Open communication lines on Daya Bay
IF DAYA Bay officials are to be believed it was a very minor incident. So minor, in fact, that they refuse to describe it as an incident at all.
However the revelation that two French supervisors were slightly contaminated with radioactive dust at the nuclear power plant on January 6 has nonetheless marred this week's first anniversary of operations.
The amount of radiation involved was insignificant. At 0.0002 rems, it is the equivalent of drinking two glasses of mineral water.

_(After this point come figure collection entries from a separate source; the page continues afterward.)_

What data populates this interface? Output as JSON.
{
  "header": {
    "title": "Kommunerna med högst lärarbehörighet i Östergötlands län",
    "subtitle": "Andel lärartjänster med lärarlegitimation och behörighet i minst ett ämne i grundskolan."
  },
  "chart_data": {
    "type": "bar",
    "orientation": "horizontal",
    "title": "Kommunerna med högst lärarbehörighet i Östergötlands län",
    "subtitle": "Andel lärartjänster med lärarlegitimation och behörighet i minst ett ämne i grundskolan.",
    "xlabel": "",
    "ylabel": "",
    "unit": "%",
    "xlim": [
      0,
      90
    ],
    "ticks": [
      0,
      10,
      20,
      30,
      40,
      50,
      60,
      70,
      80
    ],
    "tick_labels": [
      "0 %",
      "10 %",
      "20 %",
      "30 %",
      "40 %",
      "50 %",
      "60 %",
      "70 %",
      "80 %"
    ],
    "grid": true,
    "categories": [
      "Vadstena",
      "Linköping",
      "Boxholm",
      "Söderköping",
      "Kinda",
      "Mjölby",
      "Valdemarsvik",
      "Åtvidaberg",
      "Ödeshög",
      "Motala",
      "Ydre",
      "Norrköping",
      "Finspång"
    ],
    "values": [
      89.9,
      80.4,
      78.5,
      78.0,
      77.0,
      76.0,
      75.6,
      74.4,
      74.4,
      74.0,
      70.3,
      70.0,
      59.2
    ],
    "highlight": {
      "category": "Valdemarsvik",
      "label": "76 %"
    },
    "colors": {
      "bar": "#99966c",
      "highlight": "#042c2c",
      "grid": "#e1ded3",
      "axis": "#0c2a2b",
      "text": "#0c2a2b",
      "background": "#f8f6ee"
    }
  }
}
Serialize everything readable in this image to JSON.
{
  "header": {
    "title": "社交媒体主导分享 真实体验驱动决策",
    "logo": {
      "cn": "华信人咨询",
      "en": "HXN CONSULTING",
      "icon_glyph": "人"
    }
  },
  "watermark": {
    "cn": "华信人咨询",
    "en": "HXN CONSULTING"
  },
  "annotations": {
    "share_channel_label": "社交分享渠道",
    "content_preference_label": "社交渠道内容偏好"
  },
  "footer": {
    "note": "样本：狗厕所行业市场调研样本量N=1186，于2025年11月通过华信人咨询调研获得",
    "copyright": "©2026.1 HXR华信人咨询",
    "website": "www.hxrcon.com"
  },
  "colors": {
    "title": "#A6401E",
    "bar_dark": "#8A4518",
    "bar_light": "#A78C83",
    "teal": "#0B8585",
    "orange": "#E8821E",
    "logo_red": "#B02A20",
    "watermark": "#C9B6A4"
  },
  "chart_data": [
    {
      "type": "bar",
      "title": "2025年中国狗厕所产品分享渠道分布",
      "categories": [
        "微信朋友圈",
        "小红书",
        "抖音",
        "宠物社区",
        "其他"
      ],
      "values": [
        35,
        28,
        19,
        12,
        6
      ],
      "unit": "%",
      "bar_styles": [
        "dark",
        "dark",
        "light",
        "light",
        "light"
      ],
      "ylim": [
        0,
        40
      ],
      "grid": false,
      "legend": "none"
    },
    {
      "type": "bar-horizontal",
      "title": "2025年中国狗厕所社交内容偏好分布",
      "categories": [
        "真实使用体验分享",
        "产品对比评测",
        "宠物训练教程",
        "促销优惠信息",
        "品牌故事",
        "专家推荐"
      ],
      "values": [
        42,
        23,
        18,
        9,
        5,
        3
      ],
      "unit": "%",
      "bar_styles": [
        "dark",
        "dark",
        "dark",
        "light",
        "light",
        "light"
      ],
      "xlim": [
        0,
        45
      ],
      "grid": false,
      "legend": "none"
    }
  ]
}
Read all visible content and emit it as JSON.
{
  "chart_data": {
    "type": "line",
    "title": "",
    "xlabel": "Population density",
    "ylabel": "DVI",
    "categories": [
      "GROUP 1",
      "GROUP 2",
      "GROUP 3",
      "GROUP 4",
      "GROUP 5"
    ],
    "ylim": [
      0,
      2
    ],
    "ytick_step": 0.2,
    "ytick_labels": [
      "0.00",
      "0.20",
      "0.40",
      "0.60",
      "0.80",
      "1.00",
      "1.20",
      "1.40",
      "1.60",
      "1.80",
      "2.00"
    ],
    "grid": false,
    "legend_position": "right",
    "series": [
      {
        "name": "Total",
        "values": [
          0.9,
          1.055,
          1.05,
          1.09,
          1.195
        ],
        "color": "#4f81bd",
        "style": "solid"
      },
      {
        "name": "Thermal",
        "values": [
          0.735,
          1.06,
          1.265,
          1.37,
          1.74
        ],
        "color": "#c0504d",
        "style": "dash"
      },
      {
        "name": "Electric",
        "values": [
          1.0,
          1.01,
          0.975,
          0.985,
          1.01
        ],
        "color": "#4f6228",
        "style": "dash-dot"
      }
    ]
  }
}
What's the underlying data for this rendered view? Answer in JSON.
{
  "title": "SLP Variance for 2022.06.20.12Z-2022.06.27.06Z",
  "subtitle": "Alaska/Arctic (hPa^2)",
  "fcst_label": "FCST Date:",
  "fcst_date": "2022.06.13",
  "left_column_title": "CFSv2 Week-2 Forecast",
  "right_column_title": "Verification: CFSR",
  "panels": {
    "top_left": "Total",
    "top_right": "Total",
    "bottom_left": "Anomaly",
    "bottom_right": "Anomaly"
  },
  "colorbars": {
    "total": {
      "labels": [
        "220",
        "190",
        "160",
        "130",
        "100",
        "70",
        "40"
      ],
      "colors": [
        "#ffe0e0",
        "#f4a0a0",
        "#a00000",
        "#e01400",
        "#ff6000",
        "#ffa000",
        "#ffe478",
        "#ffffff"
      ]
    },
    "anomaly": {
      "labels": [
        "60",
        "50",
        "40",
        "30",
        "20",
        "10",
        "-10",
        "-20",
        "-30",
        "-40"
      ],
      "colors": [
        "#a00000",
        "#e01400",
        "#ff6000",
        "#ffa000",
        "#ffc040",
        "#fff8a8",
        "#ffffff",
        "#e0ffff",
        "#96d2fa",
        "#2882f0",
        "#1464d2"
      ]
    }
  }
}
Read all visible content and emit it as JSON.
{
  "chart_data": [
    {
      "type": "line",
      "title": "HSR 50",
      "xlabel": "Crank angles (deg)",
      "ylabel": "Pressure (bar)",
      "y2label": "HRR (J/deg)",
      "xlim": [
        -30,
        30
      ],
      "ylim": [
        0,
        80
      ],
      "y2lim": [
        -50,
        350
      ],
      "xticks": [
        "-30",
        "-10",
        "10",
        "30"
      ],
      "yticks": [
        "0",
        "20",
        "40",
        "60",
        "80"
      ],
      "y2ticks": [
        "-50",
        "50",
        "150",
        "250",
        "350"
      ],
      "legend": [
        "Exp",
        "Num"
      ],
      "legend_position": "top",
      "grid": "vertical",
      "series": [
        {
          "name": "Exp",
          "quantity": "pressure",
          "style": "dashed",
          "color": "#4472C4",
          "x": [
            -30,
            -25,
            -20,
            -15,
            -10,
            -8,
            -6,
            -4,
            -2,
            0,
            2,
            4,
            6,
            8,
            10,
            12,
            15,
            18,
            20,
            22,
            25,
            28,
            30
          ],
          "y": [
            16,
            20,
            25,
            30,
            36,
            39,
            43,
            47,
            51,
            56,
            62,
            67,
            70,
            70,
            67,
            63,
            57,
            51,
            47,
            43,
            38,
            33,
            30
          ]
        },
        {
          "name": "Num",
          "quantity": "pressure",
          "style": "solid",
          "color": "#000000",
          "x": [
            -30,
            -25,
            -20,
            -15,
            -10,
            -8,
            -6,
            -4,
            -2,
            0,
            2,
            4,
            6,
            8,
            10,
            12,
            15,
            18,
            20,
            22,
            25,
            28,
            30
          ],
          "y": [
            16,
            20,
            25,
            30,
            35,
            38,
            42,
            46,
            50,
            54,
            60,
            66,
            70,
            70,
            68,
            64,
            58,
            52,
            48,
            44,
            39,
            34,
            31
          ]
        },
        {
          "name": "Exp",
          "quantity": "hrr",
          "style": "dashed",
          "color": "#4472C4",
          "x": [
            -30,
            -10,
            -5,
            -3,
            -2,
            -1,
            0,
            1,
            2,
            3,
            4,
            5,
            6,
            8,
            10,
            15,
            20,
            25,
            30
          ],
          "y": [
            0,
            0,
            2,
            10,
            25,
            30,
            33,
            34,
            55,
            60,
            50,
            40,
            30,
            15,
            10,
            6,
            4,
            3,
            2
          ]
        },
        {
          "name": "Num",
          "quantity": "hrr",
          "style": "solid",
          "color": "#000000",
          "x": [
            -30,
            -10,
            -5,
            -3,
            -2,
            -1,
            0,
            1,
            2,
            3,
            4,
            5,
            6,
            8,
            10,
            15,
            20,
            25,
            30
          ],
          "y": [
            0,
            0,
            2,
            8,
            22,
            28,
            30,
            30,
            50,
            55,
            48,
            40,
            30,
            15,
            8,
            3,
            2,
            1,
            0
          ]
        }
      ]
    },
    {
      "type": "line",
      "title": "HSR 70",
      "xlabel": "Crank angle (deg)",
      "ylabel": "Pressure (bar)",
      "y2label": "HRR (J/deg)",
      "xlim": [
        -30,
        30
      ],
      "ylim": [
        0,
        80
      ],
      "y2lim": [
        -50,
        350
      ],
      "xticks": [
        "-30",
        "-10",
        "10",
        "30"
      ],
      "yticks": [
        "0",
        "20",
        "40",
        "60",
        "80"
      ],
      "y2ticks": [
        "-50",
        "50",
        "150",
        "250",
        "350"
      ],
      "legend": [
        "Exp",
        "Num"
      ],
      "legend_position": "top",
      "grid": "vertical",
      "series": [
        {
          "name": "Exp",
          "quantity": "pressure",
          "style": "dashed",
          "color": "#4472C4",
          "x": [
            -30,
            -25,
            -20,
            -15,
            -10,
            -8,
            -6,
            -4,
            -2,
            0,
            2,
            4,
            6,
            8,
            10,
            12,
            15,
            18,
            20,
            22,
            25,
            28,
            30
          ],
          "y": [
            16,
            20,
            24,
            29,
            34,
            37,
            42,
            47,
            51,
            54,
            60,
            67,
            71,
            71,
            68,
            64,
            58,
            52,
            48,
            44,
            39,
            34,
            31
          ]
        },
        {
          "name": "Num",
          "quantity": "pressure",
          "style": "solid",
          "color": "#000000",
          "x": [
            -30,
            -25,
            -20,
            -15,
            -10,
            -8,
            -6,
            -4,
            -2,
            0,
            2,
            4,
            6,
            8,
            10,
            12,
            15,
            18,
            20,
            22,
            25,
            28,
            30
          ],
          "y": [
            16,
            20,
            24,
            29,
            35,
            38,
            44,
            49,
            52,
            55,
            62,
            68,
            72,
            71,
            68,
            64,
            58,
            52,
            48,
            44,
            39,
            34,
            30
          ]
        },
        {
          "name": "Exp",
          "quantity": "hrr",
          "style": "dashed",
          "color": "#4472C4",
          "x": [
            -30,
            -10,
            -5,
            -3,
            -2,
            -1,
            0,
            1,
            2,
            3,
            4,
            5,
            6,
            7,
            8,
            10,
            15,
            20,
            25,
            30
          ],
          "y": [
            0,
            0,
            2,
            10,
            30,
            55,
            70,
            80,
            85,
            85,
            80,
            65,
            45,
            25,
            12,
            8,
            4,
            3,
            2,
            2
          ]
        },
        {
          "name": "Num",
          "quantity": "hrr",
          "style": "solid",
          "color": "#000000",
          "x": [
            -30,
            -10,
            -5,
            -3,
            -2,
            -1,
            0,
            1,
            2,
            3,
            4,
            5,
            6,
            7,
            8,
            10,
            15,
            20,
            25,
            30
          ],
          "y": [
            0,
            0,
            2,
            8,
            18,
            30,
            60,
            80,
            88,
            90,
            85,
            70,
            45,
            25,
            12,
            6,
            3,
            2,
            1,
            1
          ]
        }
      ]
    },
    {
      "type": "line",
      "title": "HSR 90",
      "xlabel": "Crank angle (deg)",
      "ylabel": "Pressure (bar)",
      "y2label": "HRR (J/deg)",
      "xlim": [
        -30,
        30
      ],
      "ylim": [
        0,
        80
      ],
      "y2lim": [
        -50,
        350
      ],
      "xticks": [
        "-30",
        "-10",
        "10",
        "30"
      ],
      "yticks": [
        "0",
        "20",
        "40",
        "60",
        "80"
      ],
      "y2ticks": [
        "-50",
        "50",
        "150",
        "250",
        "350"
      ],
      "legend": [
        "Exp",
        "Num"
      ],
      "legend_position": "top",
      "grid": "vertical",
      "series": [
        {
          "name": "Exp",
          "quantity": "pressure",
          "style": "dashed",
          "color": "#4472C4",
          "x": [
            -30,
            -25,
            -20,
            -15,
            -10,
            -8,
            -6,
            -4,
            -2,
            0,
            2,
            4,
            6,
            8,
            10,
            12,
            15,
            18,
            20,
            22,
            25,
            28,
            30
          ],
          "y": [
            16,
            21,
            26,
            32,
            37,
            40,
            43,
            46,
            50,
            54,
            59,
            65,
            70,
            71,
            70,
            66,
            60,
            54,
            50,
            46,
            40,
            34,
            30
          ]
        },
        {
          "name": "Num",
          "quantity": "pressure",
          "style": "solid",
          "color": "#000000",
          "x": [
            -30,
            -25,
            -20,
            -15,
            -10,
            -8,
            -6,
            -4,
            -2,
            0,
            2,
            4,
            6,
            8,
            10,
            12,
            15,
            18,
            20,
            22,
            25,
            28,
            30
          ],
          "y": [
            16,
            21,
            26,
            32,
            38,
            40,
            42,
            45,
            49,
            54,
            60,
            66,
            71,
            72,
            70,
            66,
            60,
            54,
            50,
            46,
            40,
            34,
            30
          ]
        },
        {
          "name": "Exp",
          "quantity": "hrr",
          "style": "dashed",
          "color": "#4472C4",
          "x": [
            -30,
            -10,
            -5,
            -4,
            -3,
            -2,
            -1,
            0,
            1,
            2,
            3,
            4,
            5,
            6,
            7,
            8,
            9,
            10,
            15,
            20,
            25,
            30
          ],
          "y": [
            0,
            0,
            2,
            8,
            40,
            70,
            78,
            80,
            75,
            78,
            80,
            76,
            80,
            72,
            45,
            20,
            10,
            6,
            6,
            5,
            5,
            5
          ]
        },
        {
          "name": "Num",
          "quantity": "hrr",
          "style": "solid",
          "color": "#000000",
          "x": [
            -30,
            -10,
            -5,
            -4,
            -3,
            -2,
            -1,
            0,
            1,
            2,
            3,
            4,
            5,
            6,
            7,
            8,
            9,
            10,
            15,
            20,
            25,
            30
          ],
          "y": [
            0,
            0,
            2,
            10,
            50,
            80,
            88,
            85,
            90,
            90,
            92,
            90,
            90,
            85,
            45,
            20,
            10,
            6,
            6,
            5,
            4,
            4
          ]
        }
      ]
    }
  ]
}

That is hardly enough to justify pushing panic buttons.
More serious is the fact that the incident would not have been made public if environmental group, Friends of the Earth had not brought it to the attention of legislators.
On Friday, the Hong Kong Nuclear Investment Company, the local partner in the nuclear project, went on the defensive, saying it could hardly be expected to inform the territory of 'every sneeze' that occurs there. However, officials should know better than that.
Any incident involving leaks, accidents or contamination at Daya Bay, no matter how trivial, is bound to raise concern in Hong Kong. With the territory only 50 kilometres from the nuclear plant, locals are in constant need of reassurance that the strictest safety standards are adhered to at Daya Bay.
When information of even the most trivial of incidents is withheld, it only fuels suspicion, rightly or wrongly, that there is something to hide.
Unfortunately, Daya Bay's record in its first year of operation, has not been an encouraging one. Reports of at least 59 incidents at the plant, were met with stone-walling and evasion, when this newspaper investigated them last February. In May, a million people in Hong Kong and Macau suffered from a power cut caused by human error at the plant.
If the second year is to be better, then officials and plant operators must improve their communication lines to the Hong Kong public. The more information there is about Daya Bay, no matter how trivial, the more Hong Kong people can improve their understanding of the plant.
It may be tedious to report 'every sneeze', but it is better than causing panic, especially when it is not warranted as in this latest incident.